Lord's day, Aug. 25. Preached in the forenoon from Luke xv. 3-7. There being a multitude of white people present, I made an address to them, at the close of my discourse to the Indians: but could not so much as keep them orderly; for scores of them kept walking and gazing about, and behaved more indecently than any Indians I ever addressed; and a view of their abusive conduct so sunk my spirits, that I could scarce go on with my work.
In the afternoon discoursed from Rev. iii. 20. at which time the Indians behaved seriously, though many others were vain. - Afterwards baptized twenty-five persons of the Indians, fifteen adults, and ten children. Most of the adults I have comfortable reason to hope are renewed persons; and there was not one of them but what I entertained some hopes of in that respect, though the case of two or three of them appeared more doubtful.
After the crowd of spectators was gone, I called the baptized persons together, and discoursed to them in particular, at the same time inviting others to attend. I minded them of the solemn obligations they were now under to live to God, warned them of the evil and dreadful consequences of careless living, especially after this public profession of Christianity; gave them directions for their future conduct, and encouraged them to watchfulness and devotion, by setting before them the comfort and happy conclusion of a religious life. - This was a desirable and sweet season indeed! Their hearts were engaged and cheerful in duty, and they rejoiced that they had in a public and solemn manner dedicated themselves to God. - Love seemed to reign among them! They took each other by the hand with tenderness and affection, as if their hearts were knit together, while I was discoursing to them: and all their deportment toward each other was such, that a serious spectator might justly be excited to cry out with admiration, "Behold how they love one another!" Sundry of the other Indians, at seeing and hearing these things, were much affected, and wept bitterly, longing to be partakers of the same joy and comfort that these discovered by their very countenances as well as conduct.
Aug. 26. Preached to my people from John vi. 51-55. After I had discoursed some time, I addressed those in particular who entertained hopes that they were "passed from death to life." Opened to them the persevering nature of those consolations Christ gives his people, and which I trusted he had bestowed upon some in that assembly; showed them that such have already the "beginnings of eternal life," (ver. 54.) and that their heaven shall speedily be completed, &c.
I no sooner began to discourse in this strain, but the dear Christians in the congregation began to be melted with affection to, and desire of, the enjoyment of Christ, and of a state of perfect purity. They wept affectionately, and yet joyfully, and their tears and sobs discovered brokenness of heart, and yet were attended with real comfort and sweetness; so that this was a tender, affectionate, humble, delightful melting, and appeared to be the genuine effect of a Spirit of adoption, and very far from that spirit of bondage that they not long since laboured under. The influence seemed to spread from these through the whole assembly, and there quickly appeared a wonderful concern among them. Many who had not yet found Christ as an all-sufficient Saviour, were surprisingly engaged in seeking after him. It was indeed a lovely and very desirable assembly. Their number was now about ninety-five persons, old and young, and almost all affected either with joy in Christ Jesus, or with utmost concern to obtain an interest in him.
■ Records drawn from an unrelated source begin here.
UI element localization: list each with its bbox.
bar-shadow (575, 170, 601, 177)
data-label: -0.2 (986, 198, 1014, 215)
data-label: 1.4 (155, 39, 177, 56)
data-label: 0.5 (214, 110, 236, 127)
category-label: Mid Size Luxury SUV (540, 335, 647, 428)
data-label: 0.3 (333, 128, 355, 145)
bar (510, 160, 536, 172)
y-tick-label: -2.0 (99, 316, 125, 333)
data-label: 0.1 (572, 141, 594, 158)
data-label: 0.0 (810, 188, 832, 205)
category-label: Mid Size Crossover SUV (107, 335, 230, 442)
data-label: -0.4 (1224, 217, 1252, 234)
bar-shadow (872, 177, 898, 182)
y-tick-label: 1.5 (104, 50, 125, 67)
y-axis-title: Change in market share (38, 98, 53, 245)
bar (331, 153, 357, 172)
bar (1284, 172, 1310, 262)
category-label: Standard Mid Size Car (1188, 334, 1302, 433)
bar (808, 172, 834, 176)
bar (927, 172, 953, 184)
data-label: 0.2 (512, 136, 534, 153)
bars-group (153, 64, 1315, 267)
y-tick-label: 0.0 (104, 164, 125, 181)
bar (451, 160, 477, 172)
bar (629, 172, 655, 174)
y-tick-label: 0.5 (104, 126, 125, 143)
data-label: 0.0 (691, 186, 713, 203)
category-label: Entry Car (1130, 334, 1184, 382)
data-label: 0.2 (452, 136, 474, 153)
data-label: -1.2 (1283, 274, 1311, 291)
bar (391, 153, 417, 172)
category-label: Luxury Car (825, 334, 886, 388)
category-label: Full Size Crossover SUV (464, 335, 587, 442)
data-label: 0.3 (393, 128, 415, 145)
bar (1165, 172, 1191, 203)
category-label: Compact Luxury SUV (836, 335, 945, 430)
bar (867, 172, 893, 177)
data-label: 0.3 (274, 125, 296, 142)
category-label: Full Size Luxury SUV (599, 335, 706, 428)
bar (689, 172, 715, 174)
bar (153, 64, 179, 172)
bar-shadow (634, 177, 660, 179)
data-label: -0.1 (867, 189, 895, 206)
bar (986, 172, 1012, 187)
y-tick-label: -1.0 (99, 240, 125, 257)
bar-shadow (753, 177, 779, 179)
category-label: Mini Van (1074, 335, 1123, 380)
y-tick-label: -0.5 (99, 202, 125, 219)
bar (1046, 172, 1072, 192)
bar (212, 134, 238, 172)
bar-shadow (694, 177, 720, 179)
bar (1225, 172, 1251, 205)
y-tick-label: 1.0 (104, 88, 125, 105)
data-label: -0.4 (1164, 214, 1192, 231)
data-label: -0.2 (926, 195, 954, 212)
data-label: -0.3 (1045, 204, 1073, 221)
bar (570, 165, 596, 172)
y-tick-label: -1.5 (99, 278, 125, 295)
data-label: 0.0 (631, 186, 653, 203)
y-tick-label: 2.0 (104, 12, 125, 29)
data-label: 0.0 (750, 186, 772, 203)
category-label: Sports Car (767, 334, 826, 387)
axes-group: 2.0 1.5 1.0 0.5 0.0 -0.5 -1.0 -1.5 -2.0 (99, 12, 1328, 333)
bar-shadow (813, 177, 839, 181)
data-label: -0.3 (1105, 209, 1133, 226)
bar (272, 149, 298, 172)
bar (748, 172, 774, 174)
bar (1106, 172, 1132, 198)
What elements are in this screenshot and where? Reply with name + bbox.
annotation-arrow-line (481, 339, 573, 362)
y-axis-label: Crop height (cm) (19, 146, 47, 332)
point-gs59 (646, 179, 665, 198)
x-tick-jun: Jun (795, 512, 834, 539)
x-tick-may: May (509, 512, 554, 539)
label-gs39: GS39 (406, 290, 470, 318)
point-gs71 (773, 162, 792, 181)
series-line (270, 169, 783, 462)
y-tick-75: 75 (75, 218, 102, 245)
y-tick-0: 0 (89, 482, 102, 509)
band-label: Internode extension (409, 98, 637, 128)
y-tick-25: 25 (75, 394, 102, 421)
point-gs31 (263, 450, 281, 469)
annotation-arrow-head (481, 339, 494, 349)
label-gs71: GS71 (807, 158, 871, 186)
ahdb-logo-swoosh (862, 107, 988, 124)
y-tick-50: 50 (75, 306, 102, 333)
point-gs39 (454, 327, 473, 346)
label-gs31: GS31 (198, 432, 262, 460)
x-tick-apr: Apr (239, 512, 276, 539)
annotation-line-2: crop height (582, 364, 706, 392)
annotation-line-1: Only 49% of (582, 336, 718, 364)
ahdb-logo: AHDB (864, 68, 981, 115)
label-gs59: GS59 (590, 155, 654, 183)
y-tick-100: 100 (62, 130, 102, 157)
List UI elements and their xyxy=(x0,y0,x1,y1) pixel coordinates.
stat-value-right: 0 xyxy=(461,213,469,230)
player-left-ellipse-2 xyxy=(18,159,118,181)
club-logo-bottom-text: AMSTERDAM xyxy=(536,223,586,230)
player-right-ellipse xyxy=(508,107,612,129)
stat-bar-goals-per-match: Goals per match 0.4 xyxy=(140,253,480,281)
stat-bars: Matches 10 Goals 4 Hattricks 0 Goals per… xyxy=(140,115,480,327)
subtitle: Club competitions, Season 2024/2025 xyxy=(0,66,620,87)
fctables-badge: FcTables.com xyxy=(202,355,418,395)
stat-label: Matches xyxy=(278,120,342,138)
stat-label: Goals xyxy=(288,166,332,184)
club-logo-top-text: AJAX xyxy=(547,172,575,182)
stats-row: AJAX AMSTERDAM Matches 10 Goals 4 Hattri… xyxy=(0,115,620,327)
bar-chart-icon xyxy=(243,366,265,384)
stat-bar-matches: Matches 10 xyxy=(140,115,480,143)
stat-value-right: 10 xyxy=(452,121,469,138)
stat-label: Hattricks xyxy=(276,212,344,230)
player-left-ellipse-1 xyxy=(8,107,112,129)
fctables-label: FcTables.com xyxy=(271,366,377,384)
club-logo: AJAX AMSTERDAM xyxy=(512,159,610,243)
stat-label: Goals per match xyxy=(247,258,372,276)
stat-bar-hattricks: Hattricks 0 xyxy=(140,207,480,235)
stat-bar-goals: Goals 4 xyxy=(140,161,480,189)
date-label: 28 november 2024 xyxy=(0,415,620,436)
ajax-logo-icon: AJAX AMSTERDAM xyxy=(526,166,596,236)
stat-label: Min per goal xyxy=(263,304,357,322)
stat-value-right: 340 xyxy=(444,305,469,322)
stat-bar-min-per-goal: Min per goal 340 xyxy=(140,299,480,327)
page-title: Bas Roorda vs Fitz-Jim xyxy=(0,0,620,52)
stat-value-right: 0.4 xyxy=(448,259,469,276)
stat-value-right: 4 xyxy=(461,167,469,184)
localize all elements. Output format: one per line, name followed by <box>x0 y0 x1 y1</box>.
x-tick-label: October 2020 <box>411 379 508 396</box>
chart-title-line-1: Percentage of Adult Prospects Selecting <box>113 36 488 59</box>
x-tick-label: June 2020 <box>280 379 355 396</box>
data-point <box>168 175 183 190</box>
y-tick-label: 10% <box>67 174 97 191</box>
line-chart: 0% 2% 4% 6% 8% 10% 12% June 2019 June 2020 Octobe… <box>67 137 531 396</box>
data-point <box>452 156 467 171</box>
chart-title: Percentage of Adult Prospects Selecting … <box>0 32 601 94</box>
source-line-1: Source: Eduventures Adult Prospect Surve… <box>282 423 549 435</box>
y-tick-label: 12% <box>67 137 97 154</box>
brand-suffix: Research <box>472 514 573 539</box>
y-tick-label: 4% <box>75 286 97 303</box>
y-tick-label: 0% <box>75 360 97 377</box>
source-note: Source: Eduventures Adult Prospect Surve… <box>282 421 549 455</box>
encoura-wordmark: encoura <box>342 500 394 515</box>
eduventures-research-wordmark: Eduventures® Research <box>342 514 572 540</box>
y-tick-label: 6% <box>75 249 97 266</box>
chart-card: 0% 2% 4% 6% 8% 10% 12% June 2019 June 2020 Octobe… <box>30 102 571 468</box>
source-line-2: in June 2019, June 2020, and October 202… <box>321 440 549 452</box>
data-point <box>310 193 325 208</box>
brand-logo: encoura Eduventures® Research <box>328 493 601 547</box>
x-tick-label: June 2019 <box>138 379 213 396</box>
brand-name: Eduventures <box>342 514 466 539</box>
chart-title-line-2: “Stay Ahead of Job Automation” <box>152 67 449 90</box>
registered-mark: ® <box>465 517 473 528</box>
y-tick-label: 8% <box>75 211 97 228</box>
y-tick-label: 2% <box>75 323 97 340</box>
Being fully convinced it was now my duty to take a journey far back to the Indians on Susquehannah river, (it being now a proper season of the year to find them generally at home,) after having spent some hours in public and private discourses with my people, I told them, that I must now leave them for the present, and go to their brethren far remote, and preach to them; that I wanted the Spirit of God should go with me, without whom nothing could be done to any good purpose among the Indians - as they themselves had opportunity to see, and observe, by the barrenness of our meetings at some times, when there was much pains taken to affect and awaken sinners, and yet to little or no purpose - and asked them, if they could not be willing to spend the remainder of the day in prayer for me, that God would go with me, and succeed my endeavours for the conversion of those poor souls. They cheerfully complied with the motion, and soon after I left them (the sun being then about an hour and a half high at night) they began, and continued praying all night,) till break of day, or very near, never mistrusting, they tell me, till they went out and viewed the stars, and saw the morning-star a considerable height, that it was later than common bed-time. Thus eager and unwearied were they in their devotions! A remarkable night it was, attended, as my interpreter tells me, with a powerful influence upon those who were yet under concern, as well as those that had received comfort.
There were, I trust, this day two distressed souls brought to the enjoyment of solid comfort in him, in whom the weary find rest. - It was likewise remarkable, that this day an old Indian, who has all his days been an obstinate idolater, was brought to give up his rattles (which they use for music in their idolatrous feasts and dances) to the other Indians, who quickly destroyed them; and this without any attempt of mine in the affair, I having said nothing to him about it; so that it seemed it was nothing but just the power of God's word, without any particular application to this sin, that produced this effect. Thus God has begun, thus he has hitherto surprisingly carried on a work of grace amongst these Indians. May the glory be ascribed to him, who is the sole Author of it!